Governo Federal injeta R$ 15 bilhões para socorrer PMEs exportadoras afetadas pela guerra no Oriente Médio e moderniza crédito para exportação
O presidente Luiz Inácio Lula da Silva sancionou a Medida Provisória 1.345, que destina uma verba adicional de R$ 15 bilhões para o programa Brasil Soberano. O objetivo é oferecer linhas de crédito especializadas para micro, pequenas e médias empresas (MPMEs) cujas exportações foram prejudicadas pela instabilidade gerada pela guerra no Oriente Médio. A medida visa, portanto, proteger a economia nacional e garantir a manutenção de empregos diante de um cenário internacional adverso.
Essa iniciativa do governo federal demonstra um esforço em antecipar e mitigar os efeitos negativos de conflitos globais sobre o setor produtivo brasileiro. A disponibilidade desses recursos é vista como fundamental para assegurar que as empresas brasileiras mantenham sua competitividade e capacidade de exportação em mercados internacionais cada vez mais voláteis e desafiadores.
As novas regras e condições para acesso a essas linhas de financiamento, incluindo encargos financeiros e prazos, serão detalhadas pelo Conselho Monetário Nacional (CMN). Além disso, os ministérios da Fazenda e do Desenvolvimento, Indústria, Comércio e Serviços (MDIC) definirão os critérios específicos para que as empresas possam se qualificar para receber o apoio. Conforme informação divulgada pelo Planalto, os recursos provêm de superávits financeiros de fundos e fontes orçamentárias específicas.

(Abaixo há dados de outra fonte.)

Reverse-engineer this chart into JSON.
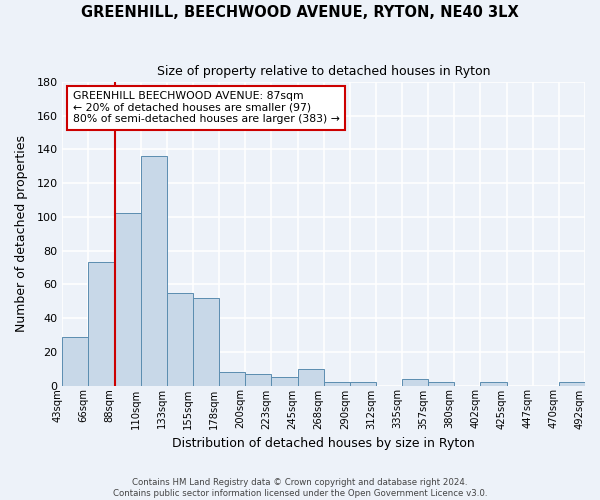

Recursos adicionais para o Brasil Soberano e origem dos fundos
Os R$ 15 bilhões anunciados são provenientes de recursos que haviam sido destinados ao Programa Brasil Soberano, lançado anteriormente para combater tarifas impostas pelos Estados Unidos às exportações brasileiras. Segundo o ministro da Fazenda, Dario Durigan, a verba será utilizada para suprir a necessidade de apoio a empresas exportadoras em um contexto de novas crises globais.

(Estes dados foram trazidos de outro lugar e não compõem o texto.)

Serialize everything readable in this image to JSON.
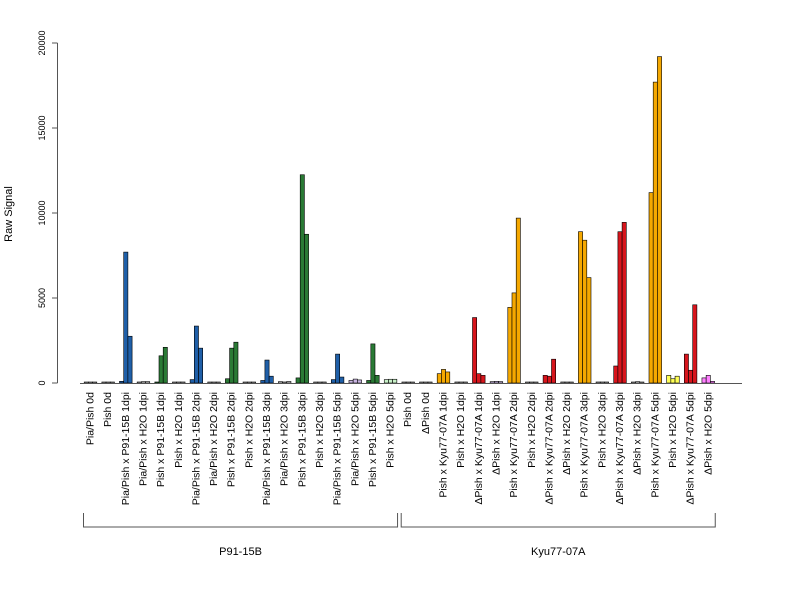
{
  "chart_data": {
    "type": "bar",
    "ylabel": "Raw Signal",
    "ylim": [
      0,
      20000
    ],
    "yticks": [
      0,
      5000,
      10000,
      15000,
      20000
    ],
    "grid": false,
    "colors": {
      "grey": "#c8c8c8",
      "blue": "#1f5fa8",
      "green": "#2a7a35",
      "orange": "#f5a800",
      "red": "#d7151c",
      "yellow": "#ffff55",
      "lavender": "#c8b4e0",
      "pink": "#ff80ff",
      "mint": "#c8f0c8"
    },
    "groups": [
      {
        "label": "Pia/Pish 0d",
        "color": "grey",
        "values": [
          30,
          30,
          30
        ]
      },
      {
        "label": "Pish 0d",
        "color": "grey",
        "values": [
          30,
          30,
          30
        ]
      },
      {
        "label": "Pia/Pish x P91-15B 1dpi",
        "color": "blue",
        "values": [
          100,
          7700,
          2750
        ]
      },
      {
        "label": "Pia/Pish x H2O 1dpi",
        "color": "grey",
        "values": [
          60,
          80,
          80
        ]
      },
      {
        "label": "Pish x P91-15B 1dpi",
        "color": "green",
        "values": [
          60,
          1600,
          2100
        ]
      },
      {
        "label": "Pish x H2O 1dpi",
        "color": "grey",
        "values": [
          50,
          60,
          60
        ]
      },
      {
        "label": "Pia/Pish x P91-15B 2dpi",
        "color": "blue",
        "values": [
          200,
          3350,
          2050
        ]
      },
      {
        "label": "Pia/Pish x H2O 2dpi",
        "color": "grey",
        "values": [
          40,
          50,
          50
        ]
      },
      {
        "label": "Pish x P91-15B 2dpi",
        "color": "green",
        "values": [
          250,
          2050,
          2400
        ]
      },
      {
        "label": "Pish x H2O 2dpi",
        "color": "grey",
        "values": [
          40,
          40,
          40
        ]
      },
      {
        "label": "Pia/Pish x P91-15B 3dpi",
        "color": "blue",
        "values": [
          150,
          1350,
          400
        ]
      },
      {
        "label": "Pia/Pish x H2O 3dpi",
        "color": "grey",
        "values": [
          80,
          60,
          90
        ]
      },
      {
        "label": "Pish x P91-15B 3dpi",
        "color": "green",
        "values": [
          300,
          12250,
          8750
        ]
      },
      {
        "label": "Pish x H2O 3dpi",
        "color": "grey",
        "values": [
          50,
          50,
          60
        ]
      },
      {
        "label": "Pia/Pish x P91-15B 5dpi",
        "color": "blue",
        "values": [
          200,
          1700,
          350
        ]
      },
      {
        "label": "Pia/Pish x H2O 5dpi",
        "color": "lavender",
        "values": [
          150,
          230,
          180
        ]
      },
      {
        "label": "Pish x P91-15B 5dpi",
        "color": "green",
        "values": [
          150,
          2300,
          450
        ]
      },
      {
        "label": "Pish x H2O 5dpi",
        "color": "mint",
        "values": [
          200,
          220,
          220
        ]
      },
      {
        "label": "Pish 0d",
        "color": "grey",
        "values": [
          30,
          30,
          30
        ]
      },
      {
        "label": "ΔPish 0d",
        "color": "grey",
        "values": [
          30,
          30,
          30
        ]
      },
      {
        "label": "Pish x Kyu77-07A 1dpi",
        "color": "orange",
        "values": [
          550,
          800,
          650
        ]
      },
      {
        "label": "Pish x H2O 1dpi",
        "color": "grey",
        "values": [
          60,
          60,
          60
        ]
      },
      {
        "label": "ΔPish x Kyu77-07A 1dpi",
        "color": "red",
        "values": [
          3850,
          550,
          450
        ]
      },
      {
        "label": "ΔPish x H2O 1dpi",
        "color": "lavender",
        "values": [
          80,
          100,
          80
        ]
      },
      {
        "label": "Pish x Kyu77-07A 2dpi",
        "color": "orange",
        "values": [
          4450,
          5300,
          9700
        ]
      },
      {
        "label": "Pish x H2O 2dpi",
        "color": "grey",
        "values": [
          30,
          30,
          30
        ]
      },
      {
        "label": "ΔPish x Kyu77-07A 2dpi",
        "color": "red",
        "values": [
          450,
          400,
          1400
        ]
      },
      {
        "label": "ΔPish x H2O 2dpi",
        "color": "grey",
        "values": [
          60,
          40,
          40
        ]
      },
      {
        "label": "Pish x Kyu77-07A 3dpi",
        "color": "orange",
        "values": [
          8900,
          8400,
          6200
        ]
      },
      {
        "label": "Pish x H2O 3dpi",
        "color": "grey",
        "values": [
          60,
          60,
          60
        ]
      },
      {
        "label": "ΔPish x Kyu77-07A 3dpi",
        "color": "red",
        "values": [
          1000,
          8900,
          9450
        ]
      },
      {
        "label": "ΔPish x H2O 3dpi",
        "color": "grey",
        "values": [
          50,
          80,
          50
        ]
      },
      {
        "label": "Pish x Kyu77-07A 5dpi",
        "color": "orange",
        "values": [
          11200,
          17700,
          19200
        ]
      },
      {
        "label": "Pish x H2O 5dpi",
        "color": "yellow",
        "values": [
          450,
          250,
          400
        ]
      },
      {
        "label": "ΔPish x Kyu77-07A 5dpi",
        "color": "red",
        "values": [
          1700,
          750,
          4600
        ]
      },
      {
        "label": "ΔPish x H2O 5dpi",
        "color": "pink",
        "values": [
          300,
          450,
          100
        ]
      }
    ],
    "strains": [
      {
        "label": "P91-15B",
        "from": 0,
        "to": 17
      },
      {
        "label": "Kyu77-07A",
        "from": 18,
        "to": 35
      }
    ]
  }
}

De acordo com o Planalto, os fundos serão originados do superávit financeiro do Fundo de Garantia à Exportação (FGE) apurado em 31 de dezembro de 2025, além de superávits de outras fontes supervisionadas pelo Ministério da Fazenda e outras fontes orçamentárias. Essa diversificação de origens busca garantir a sustentabilidade do programa e sua capacidade de atender à demanda.
Modernização do crédito e seguro à exportação com a nova lei
Em paralelo, o presidente Lula sancionou a Lei 15.359, que institui o Sistema Brasileiro de Crédito Oficial à Exportação. Esta nova legislação tem como objetivo modernizar tanto o seguro quanto o financiamento oferecidos às exportações brasileiras, tornando o processo mais eficiente e seguro para os exportadores.

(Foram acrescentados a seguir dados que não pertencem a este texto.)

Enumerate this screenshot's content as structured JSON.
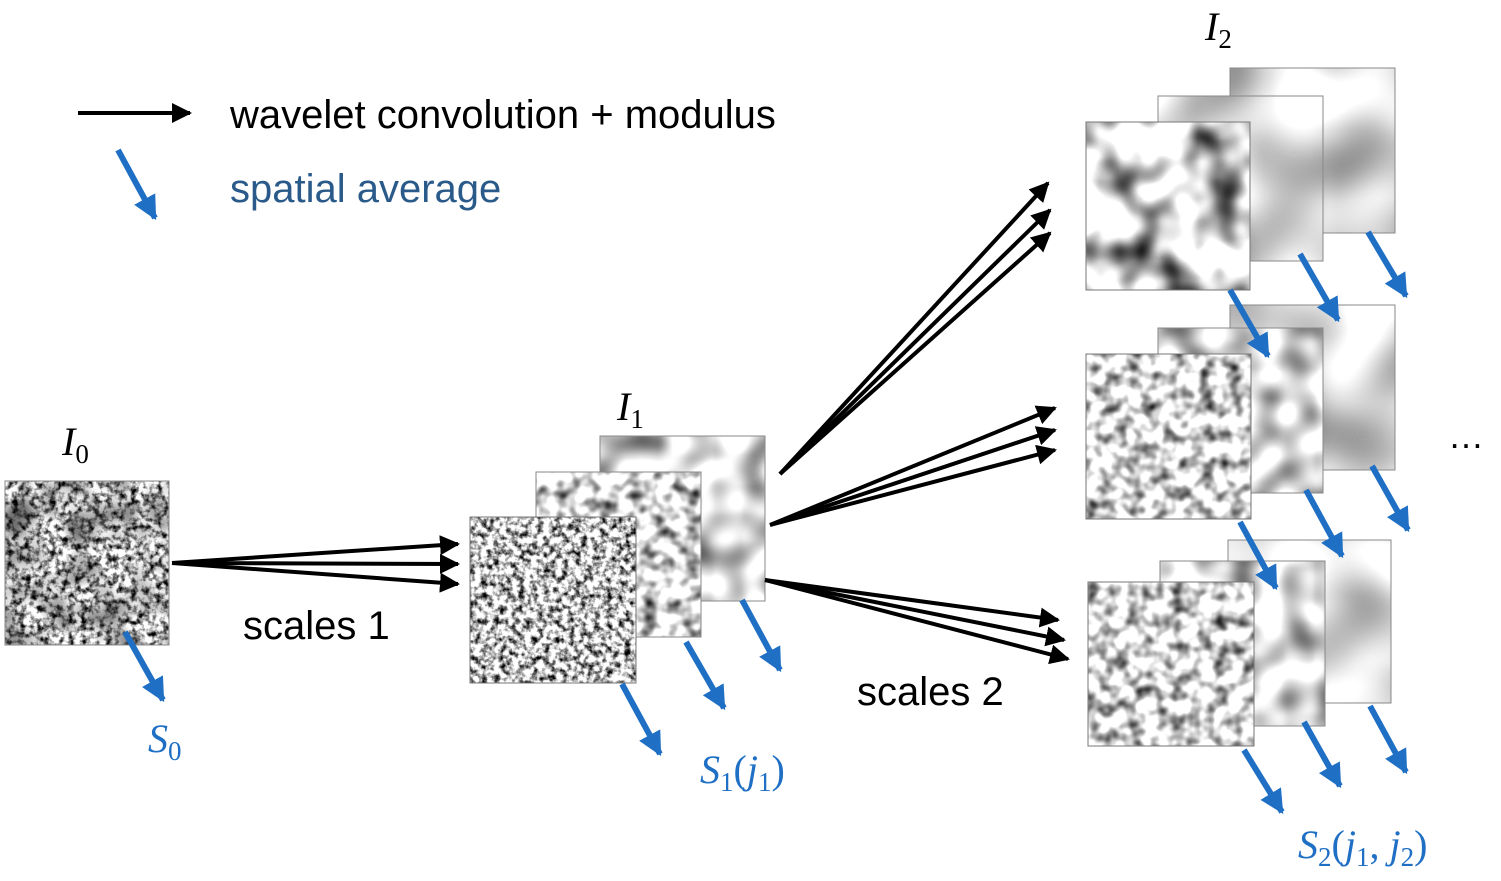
{
  "legend": {
    "black_arrow_label": "wavelet convolution + modulus",
    "blue_arrow_label": "spatial average"
  },
  "labels": {
    "I0": {
      "base": "I",
      "sub": "0"
    },
    "I1": {
      "base": "I",
      "sub": "1"
    },
    "I2": {
      "base": "I",
      "sub": "2"
    },
    "S0": {
      "base": "S",
      "sub": "0"
    },
    "S1": {
      "base": "S",
      "sub": "1",
      "open": "(",
      "arg": "j",
      "arg_sub": "1",
      "close": ")"
    },
    "S2": {
      "base": "S",
      "sub": "2",
      "open": "(",
      "arg1": "j",
      "arg1_sub": "1",
      "sep": ", ",
      "arg2": "j",
      "arg2_sub": "2",
      "close": ")"
    },
    "scales1": "scales 1",
    "scales2": "scales 2",
    "ellipsis": "…"
  },
  "colors": {
    "black_arrow": "#000000",
    "blue_arrow": "#1F6FC5",
    "legend_blue_text": "#2A5A8A"
  }
}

Um dos pontos importantes da nova lei é a incorporação de uma regra interna do BNDES que impede países inadimplentes com o Brasil de obterem novos empréstimos junto ao banco, até que regularizem sua situação. Isso reforça a segurança das operações financeiras e a disciplina fiscal entre os parceiros comerciais do Brasil.
Incentivo à economia verde e maior transparência nas operações
A Lei 15.359 também introduz mecanismos para estimular operações de exportação que estejam alinhadas com a economia verde e a descarbonização. Isso demonstra o compromisso do governo em promover um desenvolvimento econômico mais sustentável e em consonância com as metas ambientais globais.
Para garantir maior transparência, será criado um portal único para centralizar as informações de todas as operações de crédito e seguro à exportação aprovadas. Anualmente, o BNDES apresentará à Comissão de Assuntos Econômicos do Senado Federal o portfólio de projetos, permitindo um acompanhamento mais próximo e uma interlocução mais efetiva entre o banco e os parlamentares.